How much does model generation cost, and what happens to tokens if a generation fails?
Model generation is about $0.99 per model and usually completes in roughly 50–60 seconds. That pricing is separate from still-image and video generation because building a reusable model asset is its own stage in the workflow. For teams budgeting launches, the important part is that tokens never expire, so you can buy capacity without racing a deadline or losing unused balance at the end of a month. There is also no per-seat gate for core use, which keeps planning simpler for mixed teams.
If a generation fails, the tokens for that failed run are refunded. RAWSHOT also keeps cancellation simple, with one-click cancel available directly on the pricing page rather than buried in a support process.

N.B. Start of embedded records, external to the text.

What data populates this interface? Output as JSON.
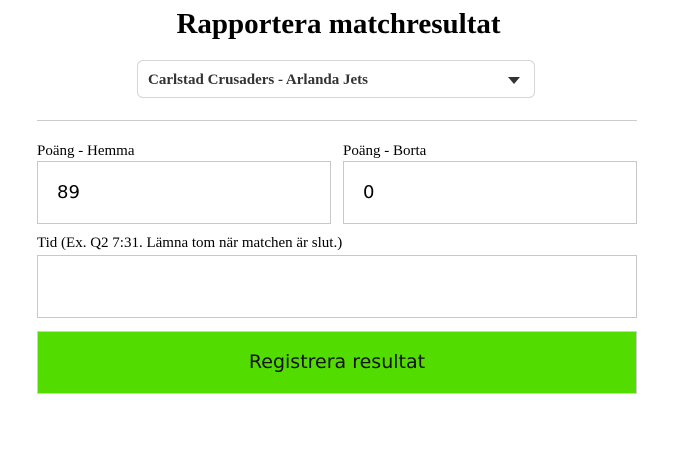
{
  "page": {
    "title": "Rapportera matchresultat"
  },
  "match_select": {
    "selected_value": "Carlstad Crusaders - Arlanda Jets",
    "icon": "chevron-down-icon"
  },
  "form": {
    "home_score": {
      "label": "Poäng - Hemma",
      "value": "89"
    },
    "away_score": {
      "label": "Poäng - Borta",
      "value": "0"
    },
    "time": {
      "label": "Tid (Ex. Q2 7:31. Lämna tom när matchen är slut.)",
      "value": ""
    },
    "submit_label": "Registrera resultat"
  },
  "colors": {
    "submit_background": "#52dc00",
    "border": "#c8c8c8",
    "divider": "#cccccc"
  }
}
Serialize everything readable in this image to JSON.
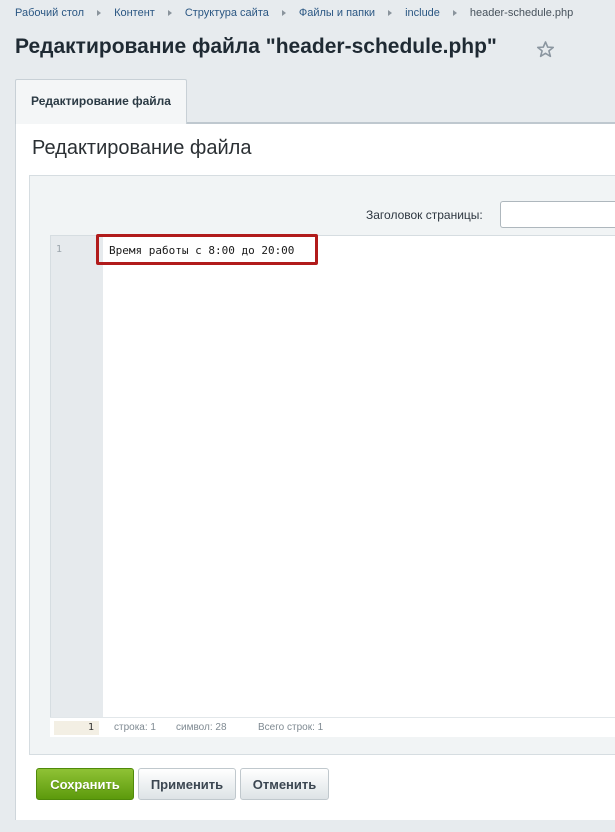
{
  "breadcrumb": {
    "items": [
      "Рабочий стол",
      "Контент",
      "Структура сайта",
      "Файлы и папки",
      "include",
      "header-schedule.php"
    ]
  },
  "page_title": "Редактирование файла \"header-schedule.php\"",
  "tabs": [
    {
      "label": "Редактирование файла",
      "active": true
    }
  ],
  "panel": {
    "title": "Редактирование файла"
  },
  "form": {
    "title_label": "Заголовок страницы:",
    "title_value": ""
  },
  "editor": {
    "lines": [
      {
        "number": "1",
        "text": "Время работы с 8:00 до 20:00"
      }
    ],
    "status": {
      "current_line": "1",
      "position": "строка: 1",
      "symbol": "символ: 28",
      "total": "Всего строк: 1"
    }
  },
  "buttons": {
    "save": "Сохранить",
    "apply": "Применить",
    "cancel": "Отменить"
  },
  "colors": {
    "accent_green": "#6aa619",
    "highlight_red": "#b11b1b",
    "link": "#2b5783"
  },
  "icons": {
    "favorite": "star-outline"
  }
}
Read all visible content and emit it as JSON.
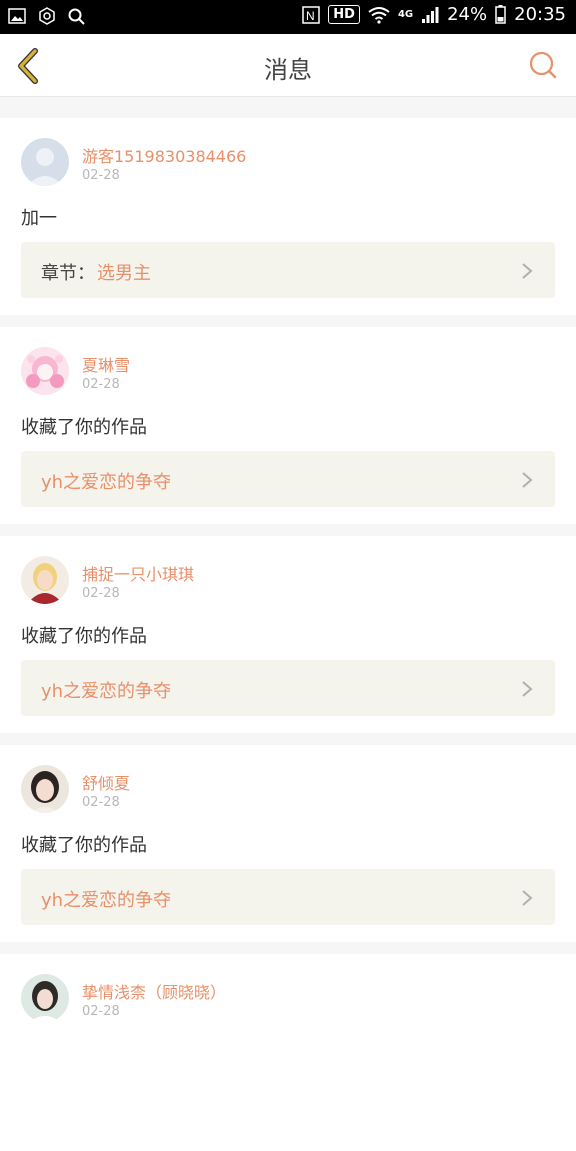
{
  "status_bar": {
    "hd": "HD",
    "net": "4G",
    "battery": "24%",
    "time": "20:35"
  },
  "header": {
    "title": "消息"
  },
  "messages": [
    {
      "user": "游客1519830384466",
      "date": "02-28",
      "content": "加一",
      "link_prefix": "章节：",
      "link_text": "选男主"
    },
    {
      "user": "夏琳雪",
      "date": "02-28",
      "content": "收藏了你的作品",
      "link_prefix": "",
      "link_text": "yh之爱恋的争夺"
    },
    {
      "user": "捕捉一只小琪琪",
      "date": "02-28",
      "content": "收藏了你的作品",
      "link_prefix": "",
      "link_text": "yh之爱恋的争夺"
    },
    {
      "user": "舒倾夏",
      "date": "02-28",
      "content": "收藏了你的作品",
      "link_prefix": "",
      "link_text": "yh之爱恋的争夺"
    },
    {
      "user": "挚情浅柰（顾晓晓）",
      "date": "02-28",
      "content": "",
      "link_prefix": "",
      "link_text": ""
    }
  ],
  "colors": {
    "accent": "#e8906a",
    "back_arrow": "#c8a12a",
    "link_bg": "#f4f3ec"
  }
}
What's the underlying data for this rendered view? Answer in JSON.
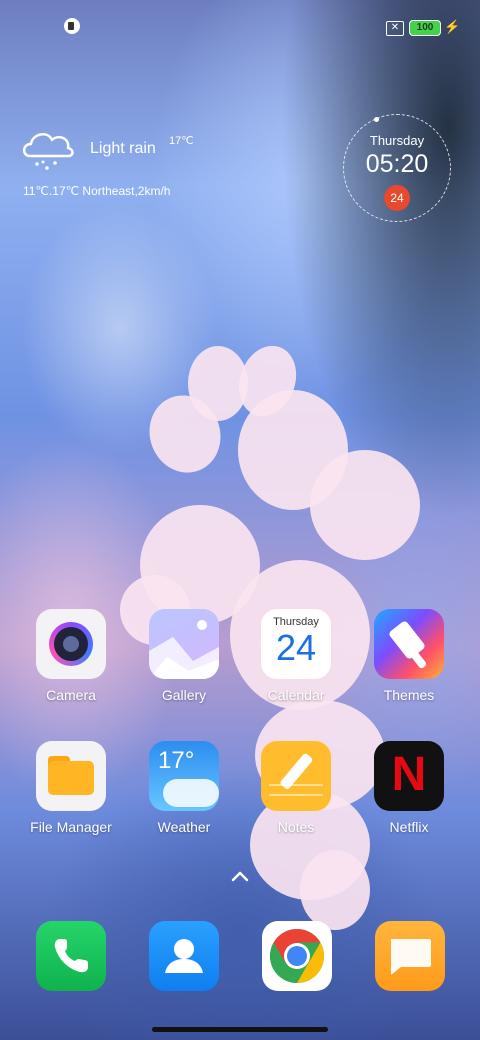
{
  "status_bar": {
    "battery": "100",
    "sim_icon": "no-sim-icon",
    "charge_icon": "charging-bolt-icon"
  },
  "weather_widget": {
    "condition": "Light rain",
    "temperature": "17℃",
    "detail": "11℃.17℃ Northeast,2km/h",
    "icon": "rain-cloud-icon"
  },
  "clock_widget": {
    "day": "Thursday",
    "time": "05:20",
    "date": "24"
  },
  "apps": [
    {
      "label": "Camera",
      "icon": "camera-icon"
    },
    {
      "label": "Gallery",
      "icon": "gallery-icon"
    },
    {
      "label": "Calendar",
      "icon": "calendar-icon",
      "icon_day": "Thursday",
      "icon_date": "24"
    },
    {
      "label": "Themes",
      "icon": "themes-icon"
    },
    {
      "label": "File Manager",
      "icon": "folder-icon"
    },
    {
      "label": "Weather",
      "icon": "weather-icon",
      "icon_temp": "17°"
    },
    {
      "label": "Notes",
      "icon": "notes-icon"
    },
    {
      "label": "Netflix",
      "icon": "netflix-icon",
      "icon_letter": "N"
    }
  ],
  "dock": [
    {
      "icon": "phone-icon"
    },
    {
      "icon": "contacts-icon"
    },
    {
      "icon": "chrome-icon"
    },
    {
      "icon": "messages-icon"
    }
  ],
  "colors": {
    "battery_fill": "#45d14c",
    "date_badge": "#e6492d",
    "calendar_blue": "#1e6fe0",
    "netflix_red": "#e50914"
  }
}
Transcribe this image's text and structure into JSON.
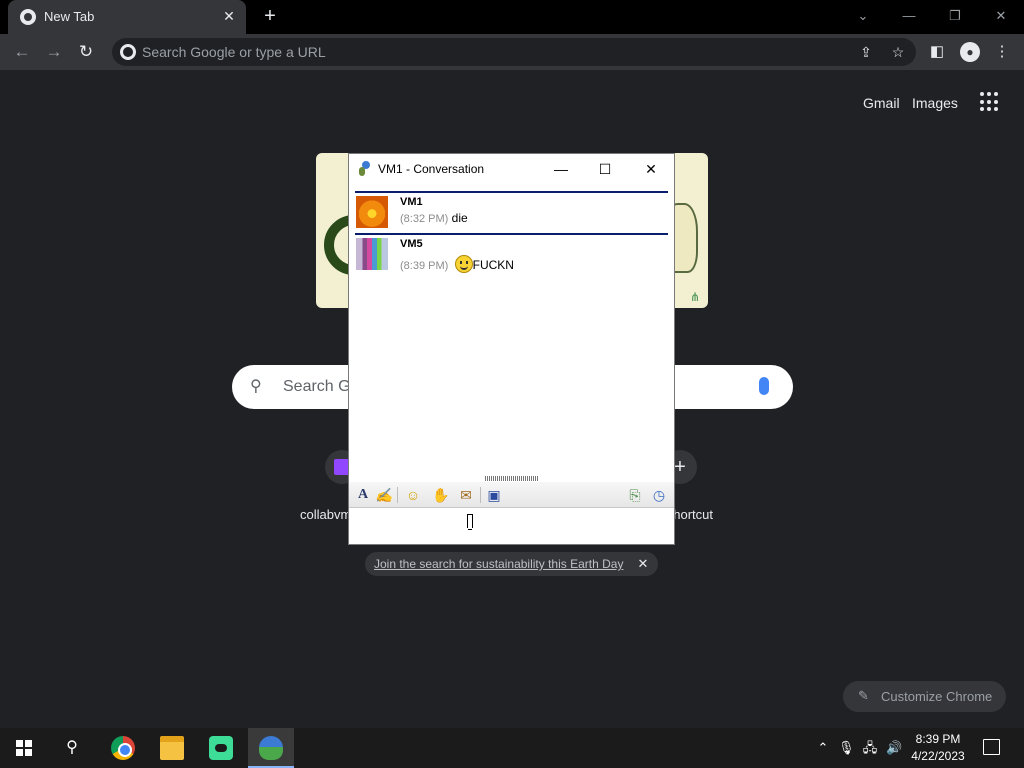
{
  "browser": {
    "tab_title": "New Tab",
    "tab_close": "✕",
    "new_tab": "+",
    "omnibox_placeholder": "Search Google or type a URL"
  },
  "ntp": {
    "gmail": "Gmail",
    "images": "Images",
    "search_placeholder": "Search Google or type a URL",
    "shortcut_1_label": "collabvm",
    "shortcut_add_label": "Add shortcut",
    "promo_text": "Join the search for sustainability this Earth Day",
    "customize_label": "Customize Chrome"
  },
  "messenger": {
    "title": "VM1 - Conversation",
    "messages": [
      {
        "sender": "VM1",
        "time": "(8:32 PM)",
        "text": "die",
        "avatar": "orange-flower",
        "emoticon": false
      },
      {
        "sender": "VM5",
        "time": "(8:39 PM)",
        "text": "FUCKN",
        "avatar": "group-photo",
        "emoticon": true
      }
    ],
    "input_value": ""
  },
  "taskbar": {
    "time": "8:39 PM",
    "date": "4/22/2023",
    "apps": [
      "chrome",
      "file-explorer",
      "chat-app",
      "windows-live-messenger"
    ]
  },
  "colors": {
    "chrome_bg": "#202124",
    "chrome_toolbar": "#35363a",
    "messenger_separator": "#0a1e6e",
    "taskbar": "#1b1b1b"
  }
}
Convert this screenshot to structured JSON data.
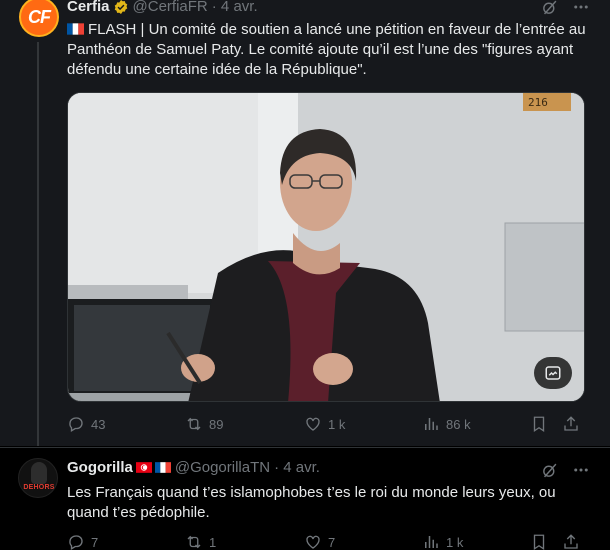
{
  "tweets": [
    {
      "name": "Cerfia",
      "handle": "@CerfiaFR",
      "date": "· 4 avr.",
      "avatar_text": "CF",
      "verified_color": "#e2b719",
      "text": "FLASH | Un comité de soutien a lancé une pétition en faveur de l’entrée au Panthéon de Samuel Paty. Le comité ajoute qu’il est l’une des \"figures ayant défendu une certaine idée de la République\".",
      "actions": {
        "replies": "43",
        "reposts": "89",
        "likes": "1 k",
        "views": "86 k"
      }
    },
    {
      "name": "Gogorilla",
      "handle": "@GogorillaTN",
      "date": "· 4 avr.",
      "avatar_label": "DEHORS",
      "text": "Les Français quand t’es islamophobes t’es le roi du monde leurs yeux, ou quand t’es pédophile.",
      "actions": {
        "replies": "7",
        "reposts": "1",
        "likes": "7",
        "views": "1 k"
      }
    }
  ],
  "icons": [
    "grok-icon",
    "more-icon",
    "reply-icon",
    "repost-icon",
    "like-icon",
    "views-icon",
    "bookmark-icon",
    "share-icon",
    "verified-badge-icon",
    "edit-image-icon"
  ],
  "colors": {
    "background": "#000000",
    "highlight": "#16181c",
    "text": "#e7e9ea",
    "muted": "#71767b",
    "border": "#2f3336"
  }
}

Those details matter because fashion operators need predictable economics as much as creative output. In practice, teams should budget model creation as a reusable foundation cost, then reuse approved models across the catalog to keep future production more stable and easier to schedule.
Can we plug saved models into Shopify-scale or PLM-connected catalog workflows through the API?
Yes. RAWSHOT is designed so the same engine can serve single-shoot work in the browser and high-volume production through the REST API. That means a team can create and approve a reusable model visually, store it in the library, and then reference that approved identity in downstream catalog jobs. For operators managing Shopify storefronts, PLM-connected assortments, or marketplace feeds, this reduces the gap between creative setup and production deployment.
The platform position is intentionally the same from one shoot to ten thousand: same core engine, same output logic, same pricing model, and no separate enterprise product wall for basic capability. RAWSHOT is also PLM-integration ready and provides a signed audit trail per image, which is useful when many stakeholders touch the asset lifecycle. The practical move is to treat saved models as governed production assets, not ad hoc creative experiments, and wire them into the systems that already run your assortment.
How do small teams and enterprise catalog ops use the same model workflow without stepping on each other?
They use the same underlying product, but at different volumes and with different approval habits. A small brand might build one or two saved models in the browser, test a handful of garments, and publish quickly. An enterprise catalog team might approve several model baselines, standardise style presets, and trigger large overnight jobs through the API. The important part is that both are working from the same control logic rather than being split into a simplified tool for one group and a gated system for another.
RAWSHOT supports that by keeping pricing transparent, tokens non-expiring, failed generations refundable, and core features outside per-seat or sales-call walls. Because outputs are labelled, C2PA-signed, and backed by audit trails, governance can scale with volume instead of being bolted on later. In practice, teams should define who approves model baselines, who owns garment QA, and where API batch rules begin. Once those roles are clear, the workflow scales cleanly from a single product launch to a large catalog operation.